Intracellular Staining by Flow Cytometry
|Detection of HMGB1/HMG‑1 in HCT‑116 Human Cell Line by Flow Cytometry. HCT‑116 human colorectal carcinoma cell line was stained with Mouse Anti-Human HMGB1/HMG‑1 Alexa Fluor® 488‑conjugated Monoclonal Antibody (Catalog # IC1690G, filled histogram) or isotype control antibody (Catalog # IC0041G, open histogram). To facilitate intracellular staining, cells were fixed with Flow Cytometry Fixation Buffer (Catalog # FC004) and permeabilized with Flow Cytometry Permeabilization/Wash Buffer I (Catalog # FC005). View our protocol for Staining Intracellular Molecules.|
Human High-mobility group box 1 protein (HMGB1), previously known as HMG-1 or amphoterin, is a member of the high mobility group box family of non-histone chromosomal proteins (1‑3). Human HMGB1 is expressed as a 30 kDa, 215 amino acid (aa) single chain polypeptide containing three domains: two N-terminal globular, 70 aa positively charged DNA-binding domains (HMG boxes A and B), and a negatively charged 30 aa C-terminal region that contains only Asp and Glu (4, 5).

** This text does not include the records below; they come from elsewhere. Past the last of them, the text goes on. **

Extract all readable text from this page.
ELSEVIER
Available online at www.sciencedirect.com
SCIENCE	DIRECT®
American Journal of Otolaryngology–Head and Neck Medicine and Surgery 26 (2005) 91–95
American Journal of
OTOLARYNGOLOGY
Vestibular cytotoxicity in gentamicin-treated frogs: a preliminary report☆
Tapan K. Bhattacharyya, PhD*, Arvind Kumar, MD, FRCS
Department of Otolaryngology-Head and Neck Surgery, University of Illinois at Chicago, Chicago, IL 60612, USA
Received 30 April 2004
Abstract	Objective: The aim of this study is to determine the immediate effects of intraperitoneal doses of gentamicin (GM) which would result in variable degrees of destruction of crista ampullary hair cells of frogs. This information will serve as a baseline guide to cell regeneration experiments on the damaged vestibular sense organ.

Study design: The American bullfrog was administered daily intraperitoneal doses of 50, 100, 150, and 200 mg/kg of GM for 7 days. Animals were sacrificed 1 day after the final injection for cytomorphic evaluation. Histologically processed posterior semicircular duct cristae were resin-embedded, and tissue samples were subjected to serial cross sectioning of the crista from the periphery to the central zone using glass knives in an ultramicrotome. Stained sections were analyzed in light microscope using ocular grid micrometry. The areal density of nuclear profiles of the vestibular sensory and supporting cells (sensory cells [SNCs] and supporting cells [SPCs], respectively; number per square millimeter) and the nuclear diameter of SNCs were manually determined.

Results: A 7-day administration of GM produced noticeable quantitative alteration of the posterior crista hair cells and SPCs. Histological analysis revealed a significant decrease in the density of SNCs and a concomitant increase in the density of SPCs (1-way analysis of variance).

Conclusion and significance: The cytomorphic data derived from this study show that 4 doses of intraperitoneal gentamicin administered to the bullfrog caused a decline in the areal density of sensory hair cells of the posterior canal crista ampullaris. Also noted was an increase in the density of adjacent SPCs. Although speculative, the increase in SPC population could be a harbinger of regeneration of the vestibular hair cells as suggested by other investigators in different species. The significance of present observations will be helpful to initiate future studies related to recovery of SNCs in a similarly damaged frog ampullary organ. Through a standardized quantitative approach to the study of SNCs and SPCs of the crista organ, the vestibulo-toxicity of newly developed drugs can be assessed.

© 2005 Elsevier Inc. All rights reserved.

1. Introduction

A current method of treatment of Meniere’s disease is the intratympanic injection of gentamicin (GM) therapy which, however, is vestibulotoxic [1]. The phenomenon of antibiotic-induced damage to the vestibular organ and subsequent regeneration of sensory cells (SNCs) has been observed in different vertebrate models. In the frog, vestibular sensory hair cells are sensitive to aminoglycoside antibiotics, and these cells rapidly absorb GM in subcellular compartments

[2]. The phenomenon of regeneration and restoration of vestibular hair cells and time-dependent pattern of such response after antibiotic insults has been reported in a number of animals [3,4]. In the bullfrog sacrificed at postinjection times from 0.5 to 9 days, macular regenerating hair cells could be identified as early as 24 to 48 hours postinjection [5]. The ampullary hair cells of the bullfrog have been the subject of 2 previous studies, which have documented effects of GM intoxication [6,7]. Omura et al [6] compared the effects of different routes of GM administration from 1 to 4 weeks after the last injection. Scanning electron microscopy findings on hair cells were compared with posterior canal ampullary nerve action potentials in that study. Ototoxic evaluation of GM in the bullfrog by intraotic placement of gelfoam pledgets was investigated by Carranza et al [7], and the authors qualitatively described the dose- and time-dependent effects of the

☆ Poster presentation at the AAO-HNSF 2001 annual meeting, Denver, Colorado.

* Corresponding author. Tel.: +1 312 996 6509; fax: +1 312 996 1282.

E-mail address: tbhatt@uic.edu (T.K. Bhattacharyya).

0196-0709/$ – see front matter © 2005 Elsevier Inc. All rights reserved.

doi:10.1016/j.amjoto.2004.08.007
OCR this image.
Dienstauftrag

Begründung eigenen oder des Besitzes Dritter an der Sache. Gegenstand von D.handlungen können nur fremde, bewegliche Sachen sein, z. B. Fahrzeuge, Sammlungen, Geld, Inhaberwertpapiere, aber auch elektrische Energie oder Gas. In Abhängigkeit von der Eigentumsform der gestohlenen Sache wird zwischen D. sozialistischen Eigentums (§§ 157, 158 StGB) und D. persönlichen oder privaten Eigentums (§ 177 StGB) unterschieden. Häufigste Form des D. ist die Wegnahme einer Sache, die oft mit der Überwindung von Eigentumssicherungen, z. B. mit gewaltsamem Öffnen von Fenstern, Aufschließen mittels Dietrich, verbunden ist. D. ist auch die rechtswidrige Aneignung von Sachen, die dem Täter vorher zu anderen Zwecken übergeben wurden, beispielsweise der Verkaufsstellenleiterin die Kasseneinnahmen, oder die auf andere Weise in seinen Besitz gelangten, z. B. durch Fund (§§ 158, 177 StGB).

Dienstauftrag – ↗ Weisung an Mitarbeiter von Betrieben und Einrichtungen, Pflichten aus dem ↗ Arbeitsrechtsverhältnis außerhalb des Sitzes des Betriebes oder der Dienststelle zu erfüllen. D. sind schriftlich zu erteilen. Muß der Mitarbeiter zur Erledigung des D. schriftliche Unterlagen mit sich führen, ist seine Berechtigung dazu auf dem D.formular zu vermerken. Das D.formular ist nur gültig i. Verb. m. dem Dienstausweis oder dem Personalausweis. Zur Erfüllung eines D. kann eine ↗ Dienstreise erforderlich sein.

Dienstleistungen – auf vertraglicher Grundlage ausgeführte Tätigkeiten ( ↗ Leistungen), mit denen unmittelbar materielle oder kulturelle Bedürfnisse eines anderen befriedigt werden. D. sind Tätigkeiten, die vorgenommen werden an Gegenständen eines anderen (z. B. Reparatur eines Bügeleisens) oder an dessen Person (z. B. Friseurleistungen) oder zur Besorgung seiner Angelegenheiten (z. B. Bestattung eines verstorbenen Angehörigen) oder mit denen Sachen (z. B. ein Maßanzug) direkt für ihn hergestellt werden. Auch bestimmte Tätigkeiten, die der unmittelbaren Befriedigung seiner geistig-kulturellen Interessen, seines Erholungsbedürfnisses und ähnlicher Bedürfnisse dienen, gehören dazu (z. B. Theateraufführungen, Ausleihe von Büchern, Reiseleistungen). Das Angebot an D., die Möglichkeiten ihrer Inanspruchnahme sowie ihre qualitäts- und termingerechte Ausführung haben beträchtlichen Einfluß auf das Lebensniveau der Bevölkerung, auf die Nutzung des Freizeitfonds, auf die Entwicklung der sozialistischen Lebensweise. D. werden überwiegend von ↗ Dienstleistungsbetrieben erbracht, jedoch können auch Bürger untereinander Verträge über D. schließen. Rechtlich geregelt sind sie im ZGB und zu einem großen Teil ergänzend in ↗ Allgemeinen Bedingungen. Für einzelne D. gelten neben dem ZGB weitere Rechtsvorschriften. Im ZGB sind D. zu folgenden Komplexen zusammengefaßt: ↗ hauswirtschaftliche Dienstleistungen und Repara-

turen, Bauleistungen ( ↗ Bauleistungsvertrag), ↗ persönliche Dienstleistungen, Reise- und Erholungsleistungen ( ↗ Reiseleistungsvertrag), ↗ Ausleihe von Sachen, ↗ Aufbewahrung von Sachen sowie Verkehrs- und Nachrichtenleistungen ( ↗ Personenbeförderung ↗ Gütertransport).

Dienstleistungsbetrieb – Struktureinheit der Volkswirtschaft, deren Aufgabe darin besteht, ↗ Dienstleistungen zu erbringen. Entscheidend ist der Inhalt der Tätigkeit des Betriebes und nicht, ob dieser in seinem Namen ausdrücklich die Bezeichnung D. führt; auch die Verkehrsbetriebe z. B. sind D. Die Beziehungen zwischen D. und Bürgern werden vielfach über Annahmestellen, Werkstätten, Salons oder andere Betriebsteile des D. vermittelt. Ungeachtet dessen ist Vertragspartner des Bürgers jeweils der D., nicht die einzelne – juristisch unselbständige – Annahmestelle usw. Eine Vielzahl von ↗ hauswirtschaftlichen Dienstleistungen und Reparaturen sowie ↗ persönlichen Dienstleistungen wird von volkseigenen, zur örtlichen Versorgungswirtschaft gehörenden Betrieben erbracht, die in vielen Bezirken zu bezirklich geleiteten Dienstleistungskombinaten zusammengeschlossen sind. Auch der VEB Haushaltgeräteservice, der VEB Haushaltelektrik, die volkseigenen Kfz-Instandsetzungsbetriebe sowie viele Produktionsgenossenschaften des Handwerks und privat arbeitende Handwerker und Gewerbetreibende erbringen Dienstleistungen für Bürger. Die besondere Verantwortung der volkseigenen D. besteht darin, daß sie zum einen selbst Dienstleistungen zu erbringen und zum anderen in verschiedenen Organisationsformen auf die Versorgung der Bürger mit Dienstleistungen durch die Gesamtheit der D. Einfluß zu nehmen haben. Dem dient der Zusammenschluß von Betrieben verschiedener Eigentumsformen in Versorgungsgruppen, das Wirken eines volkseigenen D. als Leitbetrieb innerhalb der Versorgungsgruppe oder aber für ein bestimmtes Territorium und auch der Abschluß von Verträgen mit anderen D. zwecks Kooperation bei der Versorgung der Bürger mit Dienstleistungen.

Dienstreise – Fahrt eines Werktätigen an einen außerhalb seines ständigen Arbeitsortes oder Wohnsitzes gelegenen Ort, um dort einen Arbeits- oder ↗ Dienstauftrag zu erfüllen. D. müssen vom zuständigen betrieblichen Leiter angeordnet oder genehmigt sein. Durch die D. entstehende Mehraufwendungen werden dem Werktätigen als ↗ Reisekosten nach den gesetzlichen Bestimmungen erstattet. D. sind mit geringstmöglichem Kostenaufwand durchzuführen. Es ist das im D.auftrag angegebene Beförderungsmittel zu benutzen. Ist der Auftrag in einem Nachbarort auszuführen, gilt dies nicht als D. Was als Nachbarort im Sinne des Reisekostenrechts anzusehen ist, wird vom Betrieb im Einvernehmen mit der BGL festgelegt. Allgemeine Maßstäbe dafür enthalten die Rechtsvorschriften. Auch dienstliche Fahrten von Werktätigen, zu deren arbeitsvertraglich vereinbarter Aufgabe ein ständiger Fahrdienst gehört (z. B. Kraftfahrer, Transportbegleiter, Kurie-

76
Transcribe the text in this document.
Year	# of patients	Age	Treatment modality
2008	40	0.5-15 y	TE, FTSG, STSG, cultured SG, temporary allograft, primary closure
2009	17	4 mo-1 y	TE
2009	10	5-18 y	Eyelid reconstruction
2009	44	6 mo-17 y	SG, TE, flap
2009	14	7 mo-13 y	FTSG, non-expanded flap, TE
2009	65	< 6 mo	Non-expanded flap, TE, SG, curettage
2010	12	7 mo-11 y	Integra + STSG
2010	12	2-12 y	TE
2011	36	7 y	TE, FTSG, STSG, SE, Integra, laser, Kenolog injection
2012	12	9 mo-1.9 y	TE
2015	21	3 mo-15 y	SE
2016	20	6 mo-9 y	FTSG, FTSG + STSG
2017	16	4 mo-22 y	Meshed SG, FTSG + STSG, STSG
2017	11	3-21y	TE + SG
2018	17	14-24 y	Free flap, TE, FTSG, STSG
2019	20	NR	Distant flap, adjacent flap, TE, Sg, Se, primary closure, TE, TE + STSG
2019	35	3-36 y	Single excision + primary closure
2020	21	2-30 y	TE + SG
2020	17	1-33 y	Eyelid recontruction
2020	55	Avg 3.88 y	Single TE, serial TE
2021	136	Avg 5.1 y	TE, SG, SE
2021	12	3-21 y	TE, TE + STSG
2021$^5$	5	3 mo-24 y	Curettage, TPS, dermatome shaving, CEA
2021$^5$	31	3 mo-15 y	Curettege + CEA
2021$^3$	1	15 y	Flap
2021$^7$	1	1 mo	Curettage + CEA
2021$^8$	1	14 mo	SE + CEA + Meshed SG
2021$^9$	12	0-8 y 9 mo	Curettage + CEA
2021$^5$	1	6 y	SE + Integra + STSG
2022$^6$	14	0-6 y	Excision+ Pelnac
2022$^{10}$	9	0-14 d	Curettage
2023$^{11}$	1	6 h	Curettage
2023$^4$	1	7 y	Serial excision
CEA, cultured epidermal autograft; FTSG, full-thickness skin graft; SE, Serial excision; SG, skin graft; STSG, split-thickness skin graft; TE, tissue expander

Residues 27‑43 and 178‑184 contain a NLS. Posttranslational modifications of the molecule have been reported, with acetylation occurring on as many as 17 lysine residues (6). HMGB1 is expressed at high levels in almost all cells (2, 4). It was originally discovered as a nuclear protein that could bend DNA. Such bending stabilizes nucleosome formation and regulates the expression of select genes upon recruitment by DNA binding proteins (1, 7, 8). It is now known that HMGB1 can also act extracellularly, both as an inflammatory mediator that promotes monocyte migration and cytokine secretion, and as a mediator of T cell-dendritic cell interaction (1, 4, 7, 9, 10). The cytokine activity of HBMG1 is restricted to the HMG B box, (3) while the A box is associated with the helix-loop-helix domain of transcription factors (11). HMBG1 is released in response to cell death and as a secretion product. Although HMBG-1 does not possess a classic signal sequence, it appears to be secreted as an acetylated form via secretory endolysosome exocytosis (6, 12). Once secreted, HMGB1 transduces cellular signals through its high affinity receptor, RAGE and, possibly, TLR2 and TLR4 (1, 3, 4). Human HMGB1 is 100% aa identical to canine HMGB1 and 99% aa identical to mouse, rat, bovine and porcine HMGB1, respectively.